Faz sentido enganar com o estágio?

1. Chegamos a um ponto em que, talvez, seja uma boa medida de autoproteção, o cidadão começar a andar com um dicionário debaixo do braço! Tão frequentes se tornaram as tentativas de confundir, ludibriar, criar perceções e “impor sentido”, em simultâneo com a proliferação de pessoas, instituições e governos que querem mudar a realidade e apostam em mudar os nomes das coisas mais simples que conhecemos desde sempre. É o caso desta última jogada de tentar enganar o cidadão de que “estágio” é a mesma coisa que “emprego”. Não é!

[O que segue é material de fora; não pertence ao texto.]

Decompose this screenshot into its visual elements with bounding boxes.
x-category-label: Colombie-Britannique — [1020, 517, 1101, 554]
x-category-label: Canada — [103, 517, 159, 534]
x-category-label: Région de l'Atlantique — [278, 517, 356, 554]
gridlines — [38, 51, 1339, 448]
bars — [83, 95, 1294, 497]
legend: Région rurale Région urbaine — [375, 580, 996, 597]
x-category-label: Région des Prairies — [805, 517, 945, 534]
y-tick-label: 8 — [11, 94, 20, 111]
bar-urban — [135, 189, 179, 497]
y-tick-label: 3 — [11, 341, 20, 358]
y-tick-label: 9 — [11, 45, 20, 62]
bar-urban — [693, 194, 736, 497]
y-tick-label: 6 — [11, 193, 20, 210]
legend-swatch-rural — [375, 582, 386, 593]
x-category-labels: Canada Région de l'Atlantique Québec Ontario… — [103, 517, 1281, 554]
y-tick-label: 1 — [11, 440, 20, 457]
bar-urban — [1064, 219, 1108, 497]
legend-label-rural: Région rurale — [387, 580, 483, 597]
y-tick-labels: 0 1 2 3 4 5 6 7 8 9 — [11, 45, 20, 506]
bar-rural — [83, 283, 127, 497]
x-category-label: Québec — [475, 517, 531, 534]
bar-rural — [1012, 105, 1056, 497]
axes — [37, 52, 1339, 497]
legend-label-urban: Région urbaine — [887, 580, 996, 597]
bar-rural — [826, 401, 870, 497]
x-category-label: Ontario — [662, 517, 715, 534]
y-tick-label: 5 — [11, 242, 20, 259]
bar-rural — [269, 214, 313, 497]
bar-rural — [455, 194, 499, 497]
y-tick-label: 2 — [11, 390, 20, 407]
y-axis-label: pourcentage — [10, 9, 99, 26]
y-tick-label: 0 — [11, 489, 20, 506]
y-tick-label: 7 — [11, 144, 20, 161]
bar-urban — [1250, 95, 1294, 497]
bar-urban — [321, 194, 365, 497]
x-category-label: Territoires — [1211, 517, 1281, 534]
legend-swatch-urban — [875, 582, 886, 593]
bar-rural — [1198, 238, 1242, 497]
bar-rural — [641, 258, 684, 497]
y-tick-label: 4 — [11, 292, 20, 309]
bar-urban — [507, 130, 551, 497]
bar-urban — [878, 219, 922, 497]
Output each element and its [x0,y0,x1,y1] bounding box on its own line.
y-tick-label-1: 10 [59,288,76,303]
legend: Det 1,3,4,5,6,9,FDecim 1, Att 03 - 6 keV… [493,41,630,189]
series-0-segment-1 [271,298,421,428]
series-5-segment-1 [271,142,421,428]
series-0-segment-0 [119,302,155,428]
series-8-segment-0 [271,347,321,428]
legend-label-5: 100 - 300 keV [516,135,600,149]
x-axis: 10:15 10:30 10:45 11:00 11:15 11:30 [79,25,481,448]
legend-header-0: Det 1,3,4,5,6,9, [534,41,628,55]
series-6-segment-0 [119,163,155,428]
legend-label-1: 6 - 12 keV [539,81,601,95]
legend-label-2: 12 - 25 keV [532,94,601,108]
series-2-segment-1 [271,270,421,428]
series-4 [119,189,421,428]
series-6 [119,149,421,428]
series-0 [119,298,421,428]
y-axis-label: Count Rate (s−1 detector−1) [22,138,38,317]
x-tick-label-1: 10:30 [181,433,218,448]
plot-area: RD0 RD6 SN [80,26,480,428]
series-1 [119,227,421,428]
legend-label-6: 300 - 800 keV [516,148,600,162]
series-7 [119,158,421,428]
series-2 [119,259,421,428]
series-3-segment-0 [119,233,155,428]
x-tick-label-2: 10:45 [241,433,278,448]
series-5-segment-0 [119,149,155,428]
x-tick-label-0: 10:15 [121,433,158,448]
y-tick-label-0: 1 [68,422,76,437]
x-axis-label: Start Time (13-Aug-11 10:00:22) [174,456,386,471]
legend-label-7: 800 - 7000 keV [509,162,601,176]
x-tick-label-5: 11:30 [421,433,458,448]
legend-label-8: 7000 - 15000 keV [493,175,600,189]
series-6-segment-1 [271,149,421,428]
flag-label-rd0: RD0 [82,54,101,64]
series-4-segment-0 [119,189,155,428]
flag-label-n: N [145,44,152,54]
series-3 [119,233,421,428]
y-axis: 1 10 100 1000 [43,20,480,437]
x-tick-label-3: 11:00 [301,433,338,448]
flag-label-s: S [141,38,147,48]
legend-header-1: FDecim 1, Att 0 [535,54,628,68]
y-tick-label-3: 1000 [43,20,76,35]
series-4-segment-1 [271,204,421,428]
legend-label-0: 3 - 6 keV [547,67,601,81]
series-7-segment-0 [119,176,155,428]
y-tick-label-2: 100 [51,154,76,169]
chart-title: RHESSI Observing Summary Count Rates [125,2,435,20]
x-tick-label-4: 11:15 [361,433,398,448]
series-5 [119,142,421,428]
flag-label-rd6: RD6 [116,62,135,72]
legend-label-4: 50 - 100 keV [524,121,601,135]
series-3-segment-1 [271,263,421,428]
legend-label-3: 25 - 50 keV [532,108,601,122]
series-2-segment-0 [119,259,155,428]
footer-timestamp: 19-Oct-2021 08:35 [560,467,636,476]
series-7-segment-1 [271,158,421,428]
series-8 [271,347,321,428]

2. Importa distinguir! Em Cabo Verde, o emprego é constituído por um contrato e com um salário que na função pública, por exemplo, para um licenciado começa nos 65 mil escudos. Sem considerar os chamados quadros privativos como institutos, agências reguladoras, etc., em que o vencimento base ronda os 100 mil, um pouco menos ou muito cima. Enquanto este programa de estágios, agora apresentado como uma “solução” para o problema do desemprego em Cabo Verde, paga aos jovens a quantia de cerca de 32 mil escudos. Desde logo, trata-se do mesmo trabalho pela metade do preço mais baixo que é o público;

3. É claro que o jovem, ansioso por entrar no mercado de trabalho, nem sequer olha para o montante da retribuição. Na verdade, é o que menos conta para ele. O pior e imoral é o Governo de um país contar, precisamente, com o desespero desse jovem para, por um lado, ludibriar que está a criar emprego, e, por outro, alimentar a ilusão desse mesmo jovem, ao vender-lhe a ideia de que no final do estágio está um posto de trabalho com um contrato definitivo à espera dele. É que estes programas de estágio são apresentados como se de emprego definitivo se tratassem! Lá vão os pais, tios, amigos, padrinhos, madrinhas e vizinhos, a incitar o coitado do estagiário com um “nha fidju, odja si bu ta anda dreto, pa ora ki txiga fim de stagio, pes faze-u kontrato”. Assim, o ciclo da ilusão fica completo, com a transferência da responsabilidade de contratação para o triste estagiário, quando desde o início não estava previsto contratação nenhuma para ninguém. Basta ir comprovar se no orçamento do serviço ou da empresa que acolhe o estágio, tem lá uma rúbrica destinada à contratação de estagiários;

4. É neste contexto que não me restam quaisquer dúvidas: só governos fracos e incapazes de criar emprego é que se vangloriam com a criação de programas de estágios. Pior ainda, com o único objetivo de ludibriar os menos atentos e tirar proveito – sem qualquer pudor – da pobreza e consciência de dificuldades reinante entre os jovens que se vão formando, sabedores da ausência de uma única perspetiva de saída futura nas suas vidas. Torpedeados por dívidas com propinas e barrados pelo Centro Comum de Vistos, nem se apercebem do tamanho do logro que são esses estágios sem saída orçamental garantida;

5. Sem esquecer os malabarismos estatísticos a que essas contratações de estagiários se poderão vir a prestar. É fácil imaginar um questionário sobre o emprego numa data cirúrgica, na exata altura em que há o “boom” de estagiários. Somados a outros anúncios de inovações e criação de negócios, mesmo que falidos à partida, uns 1000 estagiários e novos proprietários representarão um acréscimo de 4,5% em relação aos estimados 22 mil funcionários públicos. Serão sempre mais números para continuar o processo de ilusão nacional!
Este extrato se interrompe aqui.